Element: Cesium (Cs)
Atomic Number: 55
Mass: One stable isotope, mass 133 amu.
Laser cooling wavelength: 854nm, but see below.
Doppler cooling limit: 125 μK.
Chemical classification: Yet another alkali metal, column I of the periodic table.
This one isn’t greyish, though! It’s kind of gold color. Still explodes violently in water, though.
Other properties of interest: The definition of the second in the SI system of units is in terms of the microwave transition between hyperfine ground states in Cs– 9,192,631,770 oscillations to one second, to be precise. Has a really large scattering length compared to the other alkalis. In particular, it has a huge “inelastic” collision rate in a magnetic field, meaning that a pair of colliding atoms easily flip the spin state of one, releasing a lot of energy and kicking both out of the trap.

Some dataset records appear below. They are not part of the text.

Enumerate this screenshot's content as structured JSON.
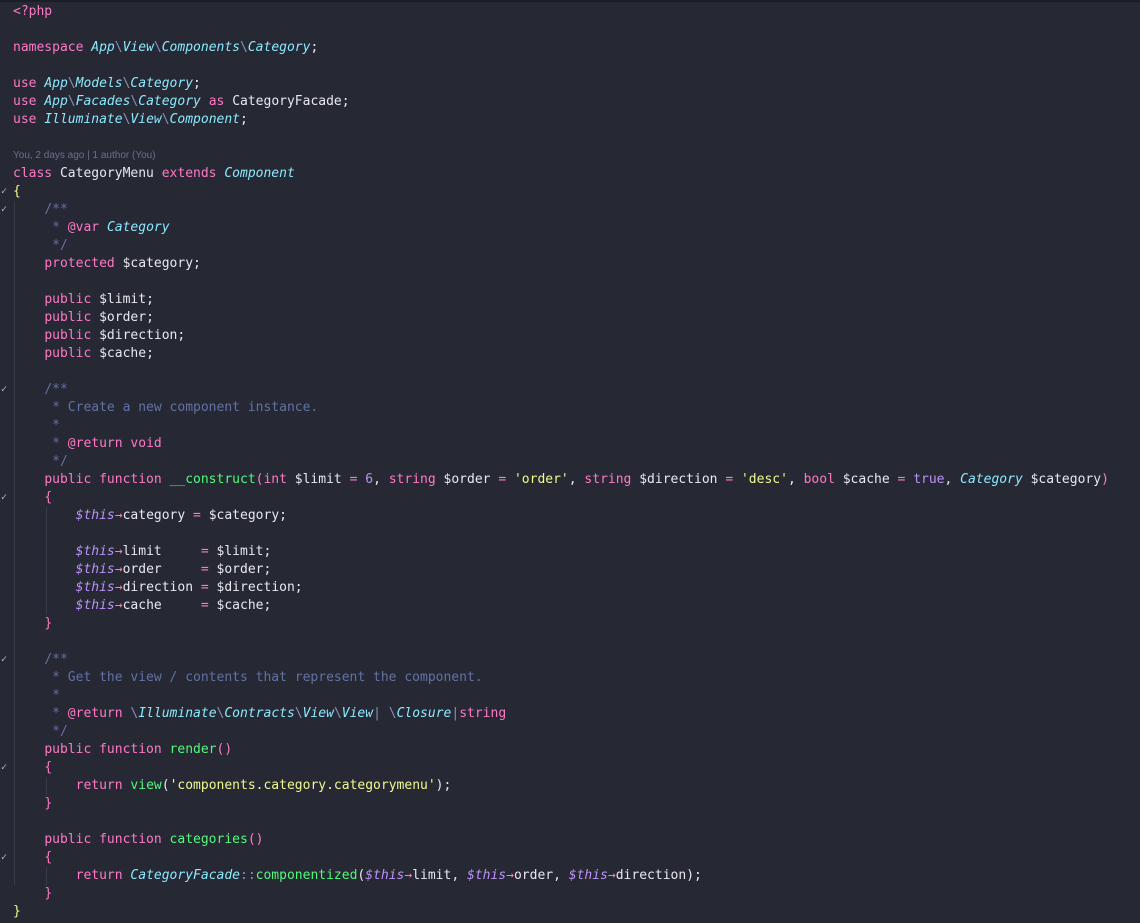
{
  "editor": {
    "language": "php",
    "blame": "You, 2 days ago | 1 author (You)",
    "lines": [
      [
        {
          "t": "<?php",
          "c": "kw"
        }
      ],
      [],
      [
        {
          "t": "namespace ",
          "c": "kw"
        },
        {
          "t": "App",
          "c": "ns"
        },
        {
          "t": "\\",
          "c": "sep"
        },
        {
          "t": "View",
          "c": "ns"
        },
        {
          "t": "\\",
          "c": "sep"
        },
        {
          "t": "Components",
          "c": "ns"
        },
        {
          "t": "\\",
          "c": "sep"
        },
        {
          "t": "Category",
          "c": "ns"
        },
        {
          "t": ";",
          "c": "punc"
        }
      ],
      [],
      [
        {
          "t": "use ",
          "c": "kw"
        },
        {
          "t": "App",
          "c": "ns"
        },
        {
          "t": "\\",
          "c": "sep"
        },
        {
          "t": "Models",
          "c": "ns"
        },
        {
          "t": "\\",
          "c": "sep"
        },
        {
          "t": "Category",
          "c": "ns"
        },
        {
          "t": ";",
          "c": "punc"
        }
      ],
      [
        {
          "t": "use ",
          "c": "kw"
        },
        {
          "t": "App",
          "c": "ns"
        },
        {
          "t": "\\",
          "c": "sep"
        },
        {
          "t": "Facades",
          "c": "ns"
        },
        {
          "t": "\\",
          "c": "sep"
        },
        {
          "t": "Category",
          "c": "ns"
        },
        {
          "t": " as ",
          "c": "kw"
        },
        {
          "t": "CategoryFacade",
          "c": "plain"
        },
        {
          "t": ";",
          "c": "punc"
        }
      ],
      [
        {
          "t": "use ",
          "c": "kw"
        },
        {
          "t": "Illuminate",
          "c": "ns"
        },
        {
          "t": "\\",
          "c": "sep"
        },
        {
          "t": "View",
          "c": "ns"
        },
        {
          "t": "\\",
          "c": "sep"
        },
        {
          "t": "Component",
          "c": "ns"
        },
        {
          "t": ";",
          "c": "punc"
        }
      ],
      [],
      "BLAME",
      [
        {
          "t": "class ",
          "c": "kw"
        },
        {
          "t": "CategoryMenu",
          "c": "plain"
        },
        {
          "t": " extends ",
          "c": "kw"
        },
        {
          "t": "Component",
          "c": "type"
        }
      ],
      [
        {
          "t": "{",
          "c": "brace"
        }
      ],
      [
        {
          "t": "    "
        },
        {
          "t": "/**",
          "c": "com"
        }
      ],
      [
        {
          "t": "     "
        },
        {
          "t": "* ",
          "c": "com"
        },
        {
          "t": "@var ",
          "c": "doc"
        },
        {
          "t": "Category",
          "c": "type"
        }
      ],
      [
        {
          "t": "     "
        },
        {
          "t": "*/",
          "c": "com"
        }
      ],
      [
        {
          "t": "    "
        },
        {
          "t": "protected ",
          "c": "kw"
        },
        {
          "t": "$category;",
          "c": "plain"
        }
      ],
      [],
      [
        {
          "t": "    "
        },
        {
          "t": "public ",
          "c": "kw"
        },
        {
          "t": "$limit;",
          "c": "plain"
        }
      ],
      [
        {
          "t": "    "
        },
        {
          "t": "public ",
          "c": "kw"
        },
        {
          "t": "$order;",
          "c": "plain"
        }
      ],
      [
        {
          "t": "    "
        },
        {
          "t": "public ",
          "c": "kw"
        },
        {
          "t": "$direction;",
          "c": "plain"
        }
      ],
      [
        {
          "t": "    "
        },
        {
          "t": "public ",
          "c": "kw"
        },
        {
          "t": "$cache;",
          "c": "plain"
        }
      ],
      [],
      [
        {
          "t": "    "
        },
        {
          "t": "/**",
          "c": "com"
        }
      ],
      [
        {
          "t": "     "
        },
        {
          "t": "* Create a new component instance.",
          "c": "com"
        }
      ],
      [
        {
          "t": "     "
        },
        {
          "t": "*",
          "c": "com"
        }
      ],
      [
        {
          "t": "     "
        },
        {
          "t": "* ",
          "c": "com"
        },
        {
          "t": "@return ",
          "c": "doc"
        },
        {
          "t": "void",
          "c": "doc"
        }
      ],
      [
        {
          "t": "     "
        },
        {
          "t": "*/",
          "c": "com"
        }
      ],
      [
        {
          "t": "    "
        },
        {
          "t": "public function ",
          "c": "kw"
        },
        {
          "t": "__construct",
          "c": "fn"
        },
        {
          "t": "(",
          "c": "paren"
        },
        {
          "t": "int ",
          "c": "ptype"
        },
        {
          "t": "$limit ",
          "c": "plain"
        },
        {
          "t": "= ",
          "c": "kw"
        },
        {
          "t": "6",
          "c": "num"
        },
        {
          "t": ", ",
          "c": "punc"
        },
        {
          "t": "string ",
          "c": "ptype"
        },
        {
          "t": "$order ",
          "c": "plain"
        },
        {
          "t": "= ",
          "c": "kw"
        },
        {
          "t": "'order'",
          "c": "str"
        },
        {
          "t": ", ",
          "c": "punc"
        },
        {
          "t": "string ",
          "c": "ptype"
        },
        {
          "t": "$direction ",
          "c": "plain"
        },
        {
          "t": "= ",
          "c": "kw"
        },
        {
          "t": "'desc'",
          "c": "str"
        },
        {
          "t": ", ",
          "c": "punc"
        },
        {
          "t": "bool ",
          "c": "ptype"
        },
        {
          "t": "$cache ",
          "c": "plain"
        },
        {
          "t": "= ",
          "c": "kw"
        },
        {
          "t": "true",
          "c": "bool"
        },
        {
          "t": ", ",
          "c": "punc"
        },
        {
          "t": "Category",
          "c": "type"
        },
        {
          "t": " $category",
          "c": "plain"
        },
        {
          "t": ")",
          "c": "paren"
        }
      ],
      [
        {
          "t": "    "
        },
        {
          "t": "{",
          "c": "brace2"
        }
      ],
      [
        {
          "t": "        "
        },
        {
          "t": "$this",
          "c": "this"
        },
        {
          "t": "→",
          "c": "arrow"
        },
        {
          "t": "category ",
          "c": "plain"
        },
        {
          "t": "= ",
          "c": "kw"
        },
        {
          "t": "$category;",
          "c": "plain"
        }
      ],
      [],
      [
        {
          "t": "        "
        },
        {
          "t": "$this",
          "c": "this"
        },
        {
          "t": "→",
          "c": "arrow"
        },
        {
          "t": "limit     ",
          "c": "plain"
        },
        {
          "t": "= ",
          "c": "kw"
        },
        {
          "t": "$limit;",
          "c": "plain"
        }
      ],
      [
        {
          "t": "        "
        },
        {
          "t": "$this",
          "c": "this"
        },
        {
          "t": "→",
          "c": "arrow"
        },
        {
          "t": "order     ",
          "c": "plain"
        },
        {
          "t": "= ",
          "c": "kw"
        },
        {
          "t": "$order;",
          "c": "plain"
        }
      ],
      [
        {
          "t": "        "
        },
        {
          "t": "$this",
          "c": "this"
        },
        {
          "t": "→",
          "c": "arrow"
        },
        {
          "t": "direction ",
          "c": "plain"
        },
        {
          "t": "= ",
          "c": "kw"
        },
        {
          "t": "$direction;",
          "c": "plain"
        }
      ],
      [
        {
          "t": "        "
        },
        {
          "t": "$this",
          "c": "this"
        },
        {
          "t": "→",
          "c": "arrow"
        },
        {
          "t": "cache     ",
          "c": "plain"
        },
        {
          "t": "= ",
          "c": "kw"
        },
        {
          "t": "$cache;",
          "c": "plain"
        }
      ],
      [
        {
          "t": "    "
        },
        {
          "t": "}",
          "c": "brace2"
        }
      ],
      [],
      [
        {
          "t": "    "
        },
        {
          "t": "/**",
          "c": "com"
        }
      ],
      [
        {
          "t": "     "
        },
        {
          "t": "* Get the view / contents that represent the component.",
          "c": "com"
        }
      ],
      [
        {
          "t": "     "
        },
        {
          "t": "*",
          "c": "com"
        }
      ],
      [
        {
          "t": "     "
        },
        {
          "t": "* ",
          "c": "com"
        },
        {
          "t": "@return ",
          "c": "doc"
        },
        {
          "t": "\\",
          "c": "sep"
        },
        {
          "t": "Illuminate",
          "c": "ns"
        },
        {
          "t": "\\",
          "c": "sep"
        },
        {
          "t": "Contracts",
          "c": "ns"
        },
        {
          "t": "\\",
          "c": "sep"
        },
        {
          "t": "View",
          "c": "ns"
        },
        {
          "t": "\\",
          "c": "sep"
        },
        {
          "t": "View",
          "c": "ns"
        },
        {
          "t": "| ",
          "c": "sep"
        },
        {
          "t": "\\",
          "c": "sep"
        },
        {
          "t": "Closure",
          "c": "ns"
        },
        {
          "t": "|",
          "c": "sep"
        },
        {
          "t": "string",
          "c": "doc"
        }
      ],
      [
        {
          "t": "     "
        },
        {
          "t": "*/",
          "c": "com"
        }
      ],
      [
        {
          "t": "    "
        },
        {
          "t": "public function ",
          "c": "kw"
        },
        {
          "t": "render",
          "c": "fn"
        },
        {
          "t": "()",
          "c": "paren"
        }
      ],
      [
        {
          "t": "    "
        },
        {
          "t": "{",
          "c": "brace2"
        }
      ],
      [
        {
          "t": "        "
        },
        {
          "t": "return ",
          "c": "kw"
        },
        {
          "t": "view",
          "c": "fn"
        },
        {
          "t": "(",
          "c": "punc"
        },
        {
          "t": "'components.category.categorymenu'",
          "c": "str"
        },
        {
          "t": ");",
          "c": "punc"
        }
      ],
      [
        {
          "t": "    "
        },
        {
          "t": "}",
          "c": "brace2"
        }
      ],
      [],
      [
        {
          "t": "    "
        },
        {
          "t": "public function ",
          "c": "kw"
        },
        {
          "t": "categories",
          "c": "fn"
        },
        {
          "t": "()",
          "c": "paren"
        }
      ],
      [
        {
          "t": "    "
        },
        {
          "t": "{",
          "c": "brace2"
        }
      ],
      [
        {
          "t": "        "
        },
        {
          "t": "return ",
          "c": "kw"
        },
        {
          "t": "CategoryFacade",
          "c": "type"
        },
        {
          "t": "::",
          "c": "sep"
        },
        {
          "t": "componentized",
          "c": "fn"
        },
        {
          "t": "(",
          "c": "punc"
        },
        {
          "t": "$this",
          "c": "this"
        },
        {
          "t": "→",
          "c": "arrow"
        },
        {
          "t": "limit, ",
          "c": "plain"
        },
        {
          "t": "$this",
          "c": "this"
        },
        {
          "t": "→",
          "c": "arrow"
        },
        {
          "t": "order, ",
          "c": "plain"
        },
        {
          "t": "$this",
          "c": "this"
        },
        {
          "t": "→",
          "c": "arrow"
        },
        {
          "t": "direction",
          "c": "plain"
        },
        {
          "t": ");",
          "c": "punc"
        }
      ],
      [
        {
          "t": "    "
        },
        {
          "t": "}",
          "c": "brace2"
        }
      ],
      [
        {
          "t": "}",
          "c": "brace"
        }
      ]
    ]
  }
}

History: This is the penultimate alkali (which, by the way, is the name of my next band)– the only one we haven’t talked about is potassium, and we may yet get there. Cesium was a very early target for laser cooling experiments, because of its importance as the standard reference for the SI second. Back in the 60’s or so, Jerrold Zacharaias had pointed out that a lot of problems with atomic clocks could be made better by orienting the clock vertically, and letting the atoms go up and fall back down through a single microwave cavity. Unfortunately, if you’re using room-temperature atoms, this isn’t really practical– the atoms all fly away off to the sides, and don’t make it back down.
Laser cooling allows you to change that, and make a real “fountain” clock— if you can cool the atoms to microkelvin temperatures, or even colder, then the sideways expansion isn’t really a problem. And a few other issues also go away completely, making laser cooling a great asset for clock development. Which is why so much of the work was done at and funded by NIST and the Navy– they have an intense professional interest in clocks. Happily, cesium has a laser cooling transition in the near infrared, at 854 nm, which is a relatively convenient laser wavelength. And, indeed, the best primary clocks in the world are now laser-cooled fountain clocks; the first came on-line in Paris in the 1990’s, and all the major national standards labs have fountains these days.

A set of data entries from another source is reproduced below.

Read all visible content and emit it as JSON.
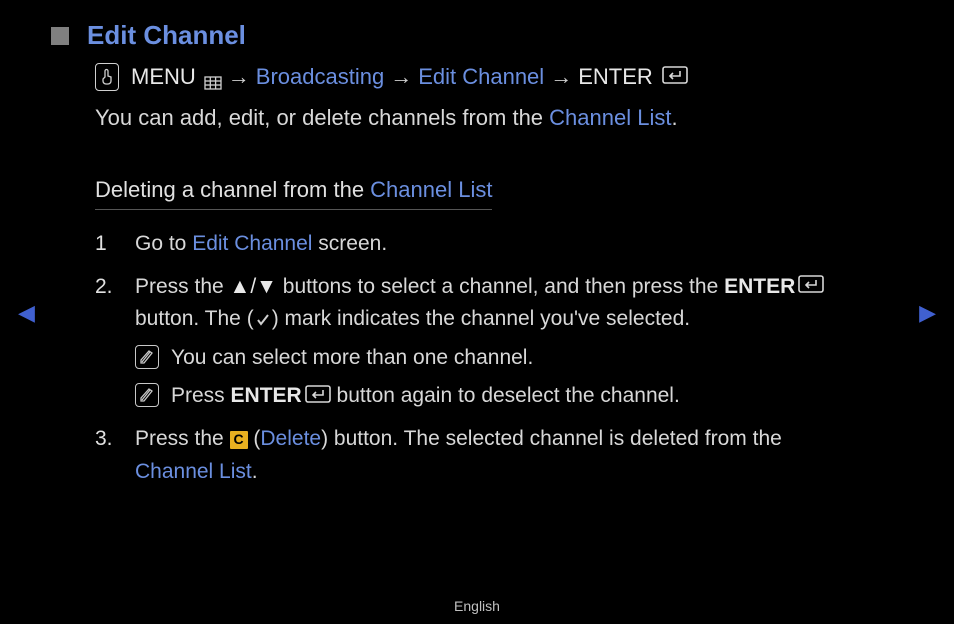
{
  "title": "Edit Channel",
  "nav": {
    "menu": "MENU",
    "broadcasting": "Broadcasting",
    "editChannel": "Edit Channel",
    "enter": "ENTER",
    "arrow": "→"
  },
  "intro": {
    "pre": "You can add, edit, or delete channels from the ",
    "link": "Channel List",
    "post": "."
  },
  "section": {
    "pre": "Deleting a channel from the ",
    "link": "Channel List"
  },
  "steps": {
    "s1": {
      "num": "1",
      "pre": "Go to ",
      "link": "Edit Channel",
      "post": " screen."
    },
    "s2": {
      "num": "2.",
      "t1": "Press the ",
      "updown": "▲/▼",
      "t2": " buttons to select a channel, and then press the ",
      "enter": "ENTER",
      "t3": " button. The (",
      "t4": ") mark indicates the channel you've selected.",
      "note1": "You can select more than one channel.",
      "note2a": "Press ",
      "note2enter": "ENTER",
      "note2b": " button again to deselect the channel."
    },
    "s3": {
      "num": "3.",
      "t1": "Press the ",
      "c": "C",
      "t2": " (",
      "delete": "Delete",
      "t3": ") button. The selected channel is deleted from the ",
      "link": "Channel List",
      "t4": "."
    }
  },
  "footer": {
    "lang": "English"
  },
  "navGlyphs": {
    "prev": "◀",
    "next": "▶"
  }
}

Unfortunately, a lot of the other properties of cesium kind of suck. The collision rate is huge relative to other alkalis, meaning there’s a large density-dependent shift, so if you try to boost your clock signal by packing more atoms in, the frequency changes. The giant inelastic collision rate also means it’s really difficult to get BEC by the easiest methods– when you try to pack cesium atoms into a magnetic trap at the densities needed for BEC, they collide at huge rates and your whole sample goes *poof*. (That’s a technical term…)
This didn’t stop people from trying– the middle image in the set above is from this very old page at Stanford, showing a college classmate of mine (at least, I think that’s Jamie) wedged into a tiny space to make adjustments to the cesium apparatus they were installing in Steve Chu’s lab. Jamie’s not a big guy, so that’s really an impressively cramped space, even by AMO physics standards… A lot of people tried a lot of different tricks to get BEC in Cs before Rudy Grimm’s group succeeded (Grimm, by the way, is someone who gets overlooked a lot (incredibly, because he might be bigger than I am), but has been involved in an amazing number of “firsts” in laser cooling…).
Once the basic trick for condensing cesium was worked out, it turns out to have some fairly nice properties for basic BEC stuff– the phenomenon that makes the annoying collision rate happen in the first place also makes it fairly easy to change the collisional parameters, so it’s used for a lot of investigations of changing coupling strengths. There are also some nice applications for cesium in molecules, with several people pursuing applications involving heteronuclear diatomics, mostly RbCs.
Random fun things: The melting point of cesium is right around human body temperature, so if you hold one of the glass ampules it comes in for a while, you can melt the stuff, which is kind of cool. It’s a little risky if you’re holding the ampule while waiting to load it into a vacuum system, though, as you can easily melt it by accident then end up making a mess.
The British spell it with an extra “a” (“caesium,”), which I find surprisingly annoying for no immediately obvious reason.